The project was launched into the public realm via two distinct channels. The first was on Linkedin, through my personal profile. To keep to my thesis of challenging mindsets through convincing design fiction, I first changed my LinkedIn profile to the CEO of Ventually. I then launched the fictitious Venture capital firm, with a post on my own profile, written in a fitting tone of voice.
Initial results were underwhelming, with most people either being fellow designers who liked the project, or family members who didn't visit the project but were happy with my drastic career change. A few people did take issues with the concepts presented, but overall it did not provoke the discourse or scepticism I was looking for. In an attempt to more directly challenge viewers, I posted an apology explaining how I the CEO should not be proud of these companies for a variety of reasons. However, this only resulted in more designers engaging with the project and no wider discussions. It seemed the Linkedin launch had failed in part for my name being attached to it and for the fact I tried to launch all three companies at once.

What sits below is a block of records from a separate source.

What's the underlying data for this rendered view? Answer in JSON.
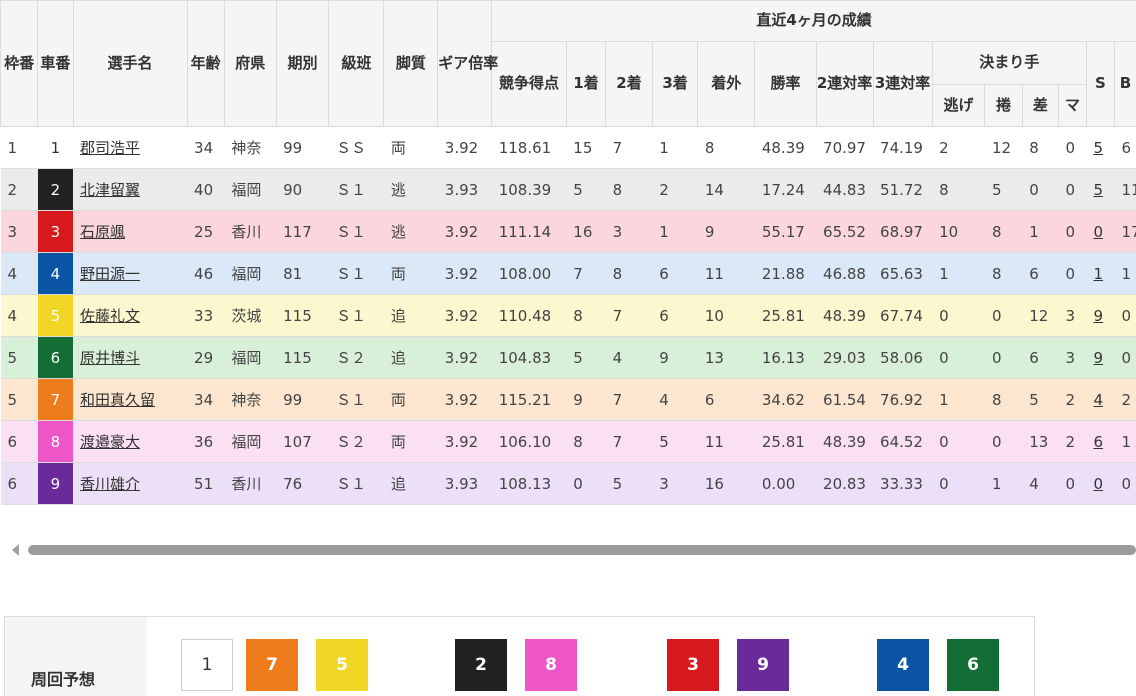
{
  "header": {
    "waku": "枠番",
    "sha": "車番",
    "name": "選手名",
    "age": "年齢",
    "pref": "府県",
    "term": "期別",
    "class": "級班",
    "style": "脚質",
    "gear": "ギア倍率",
    "recent": "直近4ヶ月の成績",
    "score": "競争得点",
    "first": "1着",
    "second": "2着",
    "third": "3着",
    "out": "着外",
    "win_rate": "勝率",
    "quinella": "2連対率",
    "trio": "3連対率",
    "kimarite": "決まり手",
    "nige": "逃げ",
    "makuri": "捲",
    "sashi": "差",
    "mark": "マ",
    "s": "S",
    "b": "B"
  },
  "colors": {
    "car": [
      "#ffffff",
      "#222222",
      "#d7191e",
      "#0c55a4",
      "#f2d625",
      "#146d35",
      "#ee7c1c",
      "#ee55c6",
      "#6a2a9a"
    ],
    "row": [
      "#ffffff",
      "#ebebeb",
      "#fbd7dd",
      "#dbe8f7",
      "#fdf7cf",
      "#d8f0d8",
      "#fde6cf",
      "#fbe0f4",
      "#ece0f8"
    ]
  },
  "racers": [
    {
      "waku": "1",
      "car": "1",
      "name": "郡司浩平",
      "age": "34",
      "pref": "神奈",
      "term": "99",
      "class": "ＳＳ",
      "style": "両",
      "gear": "3.92",
      "score": "118.61",
      "first": "15",
      "second": "7",
      "third": "1",
      "out": "8",
      "win": "48.39",
      "q2": "70.97",
      "q3": "74.19",
      "nige": "2",
      "makuri": "12",
      "sashi": "8",
      "mark": "0",
      "s": "5",
      "b": "6"
    },
    {
      "waku": "2",
      "car": "2",
      "name": "北津留翼",
      "age": "40",
      "pref": "福岡",
      "term": "90",
      "class": "Ｓ１",
      "style": "逃",
      "gear": "3.93",
      "score": "108.39",
      "first": "5",
      "second": "8",
      "third": "2",
      "out": "14",
      "win": "17.24",
      "q2": "44.83",
      "q3": "51.72",
      "nige": "8",
      "makuri": "5",
      "sashi": "0",
      "mark": "0",
      "s": "5",
      "b": "11"
    },
    {
      "waku": "3",
      "car": "3",
      "name": "石原颯",
      "age": "25",
      "pref": "香川",
      "term": "117",
      "class": "Ｓ１",
      "style": "逃",
      "gear": "3.92",
      "score": "111.14",
      "first": "16",
      "second": "3",
      "third": "1",
      "out": "9",
      "win": "55.17",
      "q2": "65.52",
      "q3": "68.97",
      "nige": "10",
      "makuri": "8",
      "sashi": "1",
      "mark": "0",
      "s": "0",
      "b": "17"
    },
    {
      "waku": "4",
      "car": "4",
      "name": "野田源一",
      "age": "46",
      "pref": "福岡",
      "term": "81",
      "class": "Ｓ１",
      "style": "両",
      "gear": "3.92",
      "score": "108.00",
      "first": "7",
      "second": "8",
      "third": "6",
      "out": "11",
      "win": "21.88",
      "q2": "46.88",
      "q3": "65.63",
      "nige": "1",
      "makuri": "8",
      "sashi": "6",
      "mark": "0",
      "s": "1",
      "b": "1"
    },
    {
      "waku": "4",
      "car": "5",
      "name": "佐藤礼文",
      "age": "33",
      "pref": "茨城",
      "term": "115",
      "class": "Ｓ１",
      "style": "追",
      "gear": "3.92",
      "score": "110.48",
      "first": "8",
      "second": "7",
      "third": "6",
      "out": "10",
      "win": "25.81",
      "q2": "48.39",
      "q3": "67.74",
      "nige": "0",
      "makuri": "0",
      "sashi": "12",
      "mark": "3",
      "s": "9",
      "b": "0"
    },
    {
      "waku": "5",
      "car": "6",
      "name": "原井博斗",
      "age": "29",
      "pref": "福岡",
      "term": "115",
      "class": "Ｓ２",
      "style": "追",
      "gear": "3.92",
      "score": "104.83",
      "first": "5",
      "second": "4",
      "third": "9",
      "out": "13",
      "win": "16.13",
      "q2": "29.03",
      "q3": "58.06",
      "nige": "0",
      "makuri": "0",
      "sashi": "6",
      "mark": "3",
      "s": "9",
      "b": "0"
    },
    {
      "waku": "5",
      "car": "7",
      "name": "和田真久留",
      "age": "34",
      "pref": "神奈",
      "term": "99",
      "class": "Ｓ１",
      "style": "両",
      "gear": "3.92",
      "score": "115.21",
      "first": "9",
      "second": "7",
      "third": "4",
      "out": "6",
      "win": "34.62",
      "q2": "61.54",
      "q3": "76.92",
      "nige": "1",
      "makuri": "8",
      "sashi": "5",
      "mark": "2",
      "s": "4",
      "b": "2"
    },
    {
      "waku": "6",
      "car": "8",
      "name": "渡邉豪大",
      "age": "36",
      "pref": "福岡",
      "term": "107",
      "class": "Ｓ２",
      "style": "両",
      "gear": "3.92",
      "score": "106.10",
      "first": "8",
      "second": "7",
      "third": "5",
      "out": "11",
      "win": "25.81",
      "q2": "48.39",
      "q3": "64.52",
      "nige": "0",
      "makuri": "0",
      "sashi": "13",
      "mark": "2",
      "s": "6",
      "b": "1"
    },
    {
      "waku": "6",
      "car": "9",
      "name": "香川雄介",
      "age": "51",
      "pref": "香川",
      "term": "76",
      "class": "Ｓ１",
      "style": "追",
      "gear": "3.93",
      "score": "108.13",
      "first": "0",
      "second": "5",
      "third": "3",
      "out": "16",
      "win": "0.00",
      "q2": "20.83",
      "q3": "33.33",
      "nige": "0",
      "makuri": "1",
      "sashi": "4",
      "mark": "0",
      "s": "0",
      "b": "0"
    }
  ],
  "prediction": {
    "label": "周回予想",
    "cars": [
      "1",
      "7",
      "5",
      "2",
      "8",
      "3",
      "9",
      "4",
      "6"
    ]
  }
}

So for the second stage, I created Facebook adverts for each of the companies and targeted people who would most be affected. For exampled I targeted Fauxcal at Dieters, Pygma at newlyweds and Arbit at the politically interested. These adverts did cause engagement and discussion, with some people even sharing the adverts on their own page. Some commentators were excited by the ideas, others outraged, but most were anxious about this world I was suggesting. One of the most encouraging things that happened, was that Commenters went beyond critiquing the individual start-ups and instead began to critique other ways these technologies could be used. Would Arbit be used by the government to control thought? Would Fauxcal start change our partners into supermodels? Is Pygma needed or just another useless Start-up inspired by Science Fiction?
Although I will never know if the ideas I showed, impacted their lives in meaningful ways, this project has filled me with hope about the power of design fiction uniquely has to create discussions about the world we live in today and tomorrow. This project is ongoing, and I'm always keeping my eyes out for new ways to put these counterfeit companies into the public realm.